Elbe.pngAs our working life has evolved over the past two years, I have been thinking about the experiences and jobs I have had throughout my publishing career.   Although I did not necessarily love every job, nor was I the best fit for every one, what I know to be true is that each step built on the last one and each one helped me grow as a person and as a professional. A common thread for me as I built my career has been the ever present role of my mentors. Mentoring is widely considered a critical component to career success, and today, women are focusing much more on networking and mentorship. This often provides help for us as we navigate our lives as working women, and we are better for it.   

Throughout much of its early history, the publishing industry had a reputation for being a “gentleman’s profession;” one in which women like the first female newspaper publisher Elizabeth Timothy could only be found behind the scenes. At the turn of the century, women who wanted to work in publishing found themselves in secretarial roles because the editorial roles they coveted were dominated by men. As the 20th Century progressed, the industry started to see editorial positions and other roles open up to women. In fact, a 2019 study on the US publishing industry revealed that 74% of employees are women.  At Macmillan Learning, women are a majority of our employees.

Much of the reason for the change can be attributed to support and mentorship of women. Elizabeth Timothy relied on her partnership with Benjamin Franklin to publish the South Carolina Gazette, and many women who had ambitions to work in publishing relied on their connections within the industry to get their first roles. Mentors can be invaluable to helping support and nurture women for a career in publishing, no matter where they are in their career journey.

Early in my career I never thought I was ready for the next position. In fact, I remember having to be talked into applying for some new roles. Thankfully, my managers and mentors believed in me.
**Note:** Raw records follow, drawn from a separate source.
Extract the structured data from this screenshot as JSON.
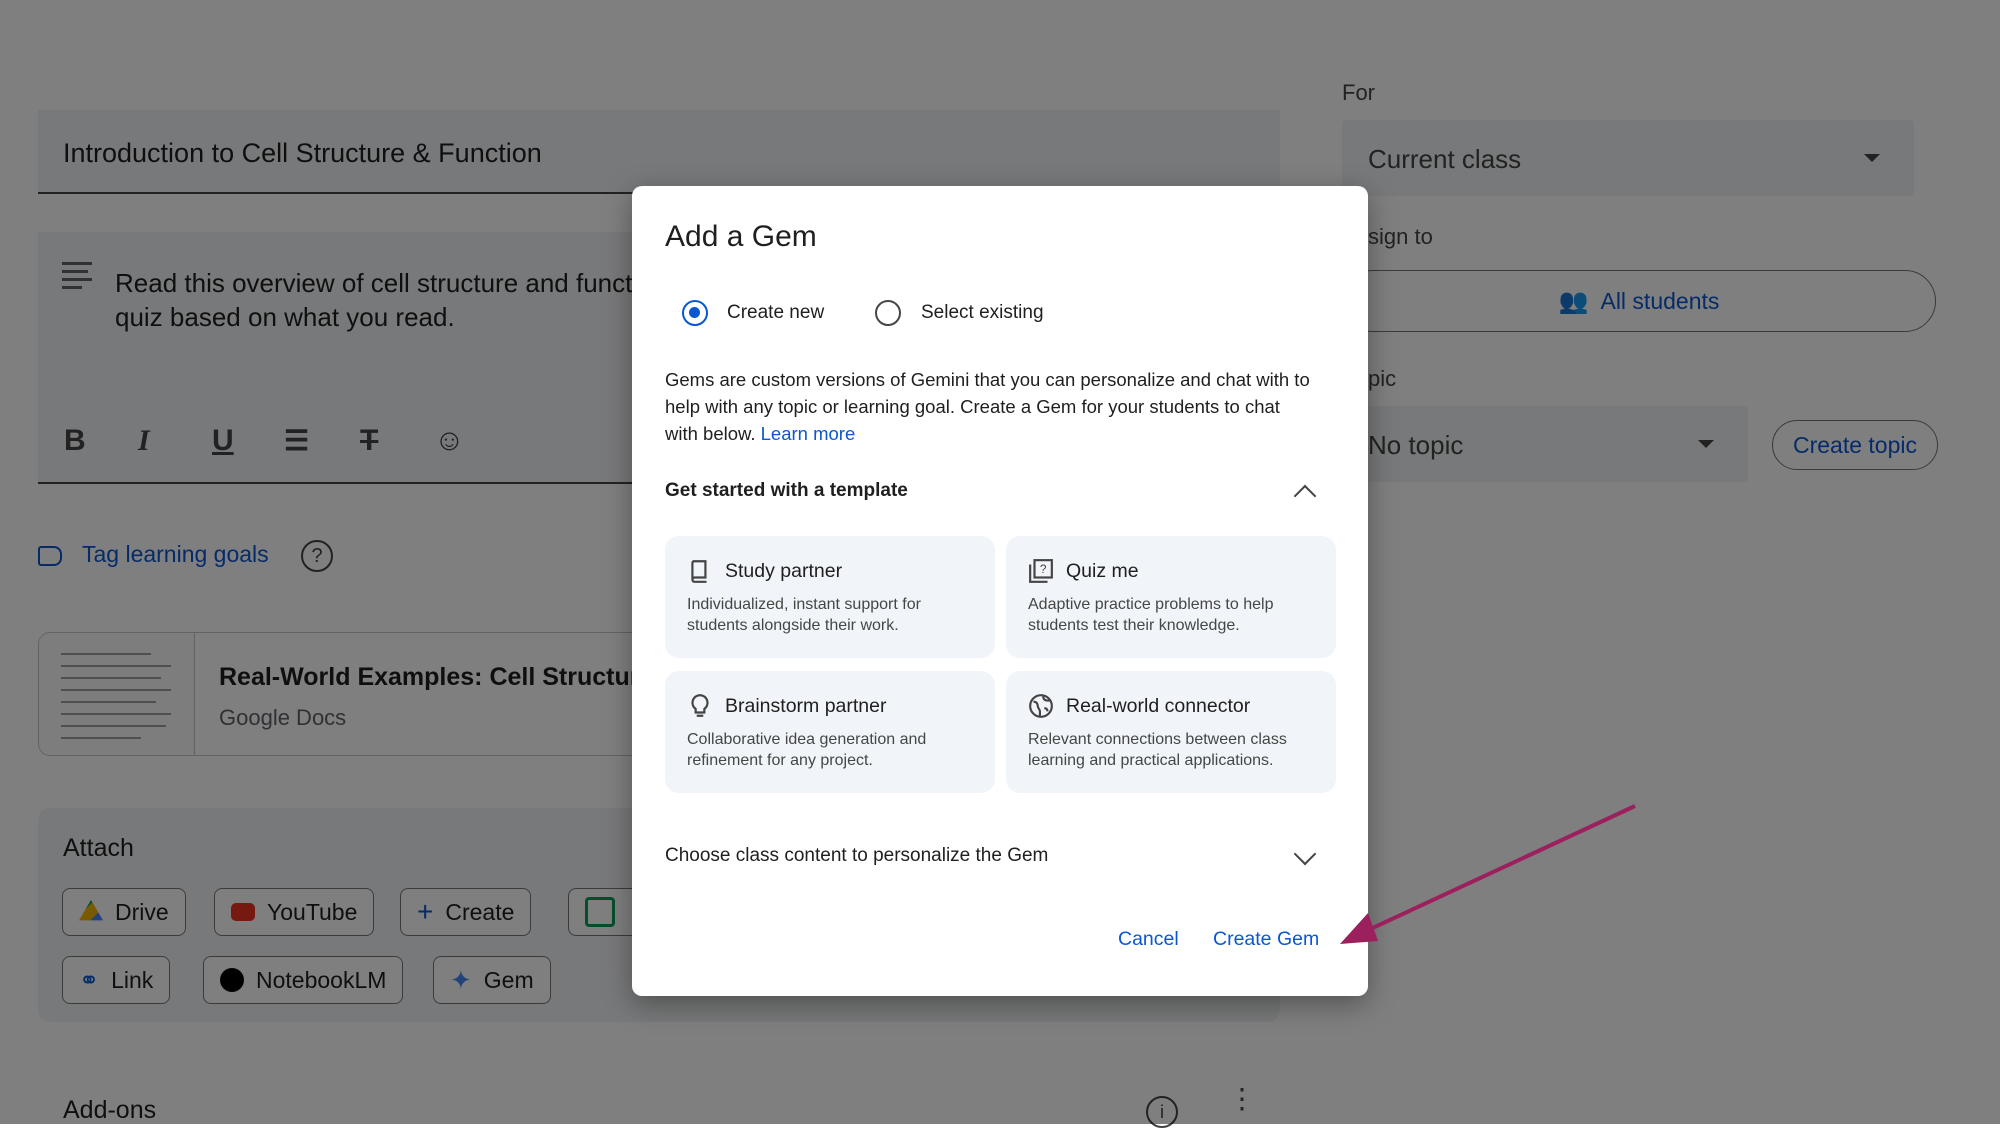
{
  "background": {
    "title_value": "Introduction to Cell Structure & Function",
    "description_value": "Read this overview of cell structure and functi quiz based on what you read.",
    "tag_learning_goals": "Tag learning goals",
    "attachment": {
      "title": "Real-World Examples: Cell Structure",
      "type": "Google Docs"
    },
    "attach_heading": "Attach",
    "attach_chips": [
      "Drive",
      "YouTube",
      "Create",
      "Link",
      "NotebookLM",
      "Gem"
    ],
    "addons_heading": "Add-ons",
    "for_label": "For",
    "for_value": "Current class",
    "assign_label": "sign to",
    "assign_value": "All students",
    "topic_label": "pic",
    "topic_value": "No topic",
    "create_topic": "Create topic"
  },
  "dialog": {
    "title": "Add a Gem",
    "radio_options": [
      {
        "label": "Create new",
        "selected": true
      },
      {
        "label": "Select existing",
        "selected": false
      }
    ],
    "intro_text": "Gems are custom versions of Gemini that you can personalize and chat with to help with any topic or learning goal. Create a Gem for your students to chat with below.",
    "learn_more": "Learn more",
    "template_section": "Get started with a template",
    "templates": [
      {
        "title": "Study partner",
        "desc": "Individualized, instant support for students alongside their work.",
        "icon": "book-icon"
      },
      {
        "title": "Quiz me",
        "desc": "Adaptive practice problems to help students test their knowledge.",
        "icon": "quiz-icon"
      },
      {
        "title": "Brainstorm partner",
        "desc": "Collaborative idea generation and refinement for any project.",
        "icon": "lightbulb-icon"
      },
      {
        "title": "Real-world connector",
        "desc": "Relevant connections between class learning and practical applications.",
        "icon": "globe-icon"
      }
    ],
    "class_content_section": "Choose class content to personalize the Gem",
    "cancel": "Cancel",
    "create_gem": "Create Gem"
  },
  "colors": {
    "accent": "#0b57d0",
    "arrow": "#9c1f5e",
    "card_bg": "#f1f4f8"
  }
}
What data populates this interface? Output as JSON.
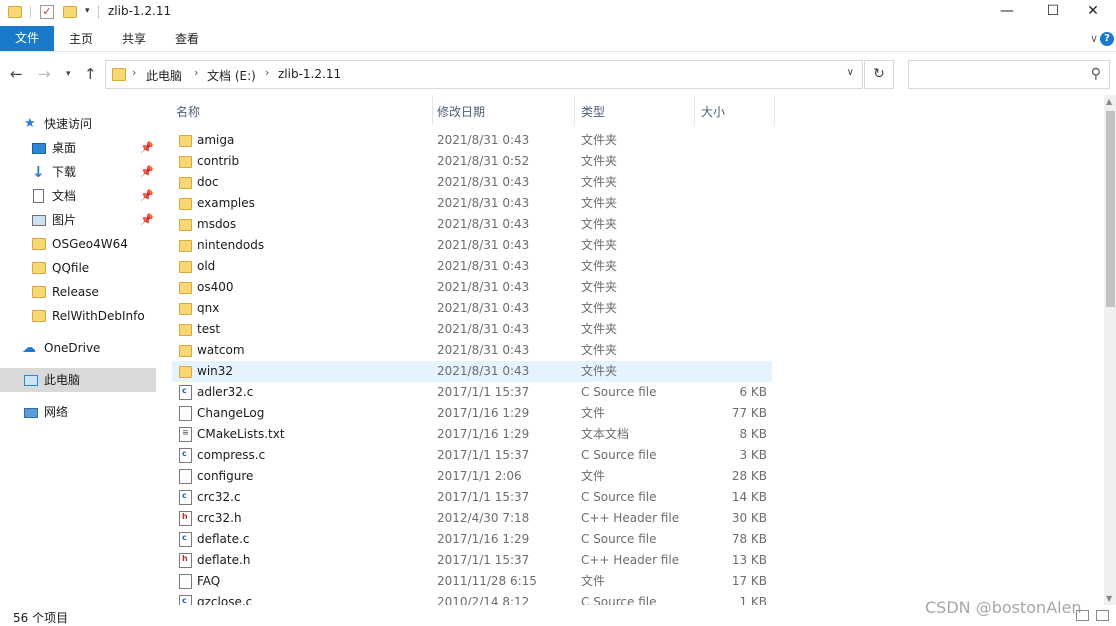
{
  "window": {
    "title": "zlib-1.2.11",
    "minimize": "—",
    "maximize": "☐",
    "close": "✕"
  },
  "ribbon": {
    "tabs": [
      "文件",
      "主页",
      "共享",
      "查看"
    ]
  },
  "address": {
    "crumbs": [
      "此电脑",
      "文档 (E:)",
      "zlib-1.2.11"
    ]
  },
  "search": {
    "placeholder": ""
  },
  "nav": {
    "items": [
      {
        "label": "快速访问",
        "icon": "star-icon"
      },
      {
        "label": "桌面",
        "icon": "desktop-icon",
        "pinned": true
      },
      {
        "label": "下载",
        "icon": "download-icon",
        "pinned": true
      },
      {
        "label": "文档",
        "icon": "document-icon",
        "pinned": true
      },
      {
        "label": "图片",
        "icon": "picture-icon",
        "pinned": true
      },
      {
        "label": "OSGeo4W64",
        "icon": "folder-icon"
      },
      {
        "label": "QQfile",
        "icon": "folder-icon"
      },
      {
        "label": "Release",
        "icon": "folder-icon"
      },
      {
        "label": "RelWithDebInfo",
        "icon": "folder-icon"
      },
      {
        "label": "OneDrive",
        "icon": "cloud-icon"
      },
      {
        "label": "此电脑",
        "icon": "computer-icon",
        "selected": true
      },
      {
        "label": "网络",
        "icon": "network-icon"
      }
    ]
  },
  "columns": {
    "name": "名称",
    "date": "修改日期",
    "type": "类型",
    "size": "大小"
  },
  "files": [
    {
      "name": "amiga",
      "date": "2021/8/31 0:43",
      "type": "文件夹",
      "size": "",
      "icon": "folder"
    },
    {
      "name": "contrib",
      "date": "2021/8/31 0:52",
      "type": "文件夹",
      "size": "",
      "icon": "folder"
    },
    {
      "name": "doc",
      "date": "2021/8/31 0:43",
      "type": "文件夹",
      "size": "",
      "icon": "folder"
    },
    {
      "name": "examples",
      "date": "2021/8/31 0:43",
      "type": "文件夹",
      "size": "",
      "icon": "folder"
    },
    {
      "name": "msdos",
      "date": "2021/8/31 0:43",
      "type": "文件夹",
      "size": "",
      "icon": "folder"
    },
    {
      "name": "nintendods",
      "date": "2021/8/31 0:43",
      "type": "文件夹",
      "size": "",
      "icon": "folder"
    },
    {
      "name": "old",
      "date": "2021/8/31 0:43",
      "type": "文件夹",
      "size": "",
      "icon": "folder"
    },
    {
      "name": "os400",
      "date": "2021/8/31 0:43",
      "type": "文件夹",
      "size": "",
      "icon": "folder"
    },
    {
      "name": "qnx",
      "date": "2021/8/31 0:43",
      "type": "文件夹",
      "size": "",
      "icon": "folder"
    },
    {
      "name": "test",
      "date": "2021/8/31 0:43",
      "type": "文件夹",
      "size": "",
      "icon": "folder"
    },
    {
      "name": "watcom",
      "date": "2021/8/31 0:43",
      "type": "文件夹",
      "size": "",
      "icon": "folder"
    },
    {
      "name": "win32",
      "date": "2021/8/31 0:43",
      "type": "文件夹",
      "size": "",
      "icon": "folder",
      "hover": true
    },
    {
      "name": "adler32.c",
      "date": "2017/1/1 15:37",
      "type": "C Source file",
      "size": "6 KB",
      "icon": "c"
    },
    {
      "name": "ChangeLog",
      "date": "2017/1/16 1:29",
      "type": "文件",
      "size": "77 KB",
      "icon": "blank"
    },
    {
      "name": "CMakeLists.txt",
      "date": "2017/1/16 1:29",
      "type": "文本文档",
      "size": "8 KB",
      "icon": "txt"
    },
    {
      "name": "compress.c",
      "date": "2017/1/1 15:37",
      "type": "C Source file",
      "size": "3 KB",
      "icon": "c"
    },
    {
      "name": "configure",
      "date": "2017/1/1 2:06",
      "type": "文件",
      "size": "28 KB",
      "icon": "blank"
    },
    {
      "name": "crc32.c",
      "date": "2017/1/1 15:37",
      "type": "C Source file",
      "size": "14 KB",
      "icon": "c"
    },
    {
      "name": "crc32.h",
      "date": "2012/4/30 7:18",
      "type": "C++ Header file",
      "size": "30 KB",
      "icon": "h"
    },
    {
      "name": "deflate.c",
      "date": "2017/1/16 1:29",
      "type": "C Source file",
      "size": "78 KB",
      "icon": "c"
    },
    {
      "name": "deflate.h",
      "date": "2017/1/1 15:37",
      "type": "C++ Header file",
      "size": "13 KB",
      "icon": "h"
    },
    {
      "name": "FAQ",
      "date": "2011/11/28 6:15",
      "type": "文件",
      "size": "17 KB",
      "icon": "blank"
    },
    {
      "name": "gzclose.c",
      "date": "2010/2/14 8:12",
      "type": "C Source file",
      "size": "1 KB",
      "icon": "c"
    }
  ],
  "status": {
    "count": "56 个项目"
  },
  "watermark": "CSDN @bostonAlen"
}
My doubts made me one of the 75% of women who manage their imposter syndrome, second guessing whether I was ready for a new role, and to take the next step in my career. And like 72% of these talented women, I relied on a mentor to help me manage and move past those feelings. And as it turns out, they were right.

We all have a part to play in helping women grow and nurture their careers both inside and outside the publishing industry. While informal mentorships are a critical part of growth, they’re just one piece of the mentoring puzzle. More and more, companies are recognizing the significance of having a diverse workplace, and an important part of that is gender equality. 

But I didn't just rely on mentors early in my career -- they have helped me progress throughout my career. My mentors have been male and female. But unlike what one would think a typical mentorship looks like, many of these were informal relationships that formed organically. I worked on nurturing those connections by asking questions and seeking advice. As my responsibilities grew, I also grew my network of people I could rely on for advice, for empathy and sometimes some tough talk.

Today, I’m paying it forward by being a mentor to other women inside and outside Macmillan Learning. I am part of a Women’s Leadership Network, and I sit on the Board of Directors of the not- for- profit organization Reach Out and Read of Greater NY.   I’m proud that I’m part of the company’s mentorship program, and the Executive Sponsor of Proud@ML, one of the company’s Employee Resource Groups. 

This Women’s History Month, I wanted to take a moment to recognize those who have mentored me and countless other women to develop their publishing career. For me, being a mentor has brought such joy and pride helping those early in their careers grow and stretch themselves when they are not sure they can.   For those who might be reticent, I encourage you to think about those that inspire you, or spark your curiosity and start having those organic conversations that can oftentimes grow into lifelong mentorships.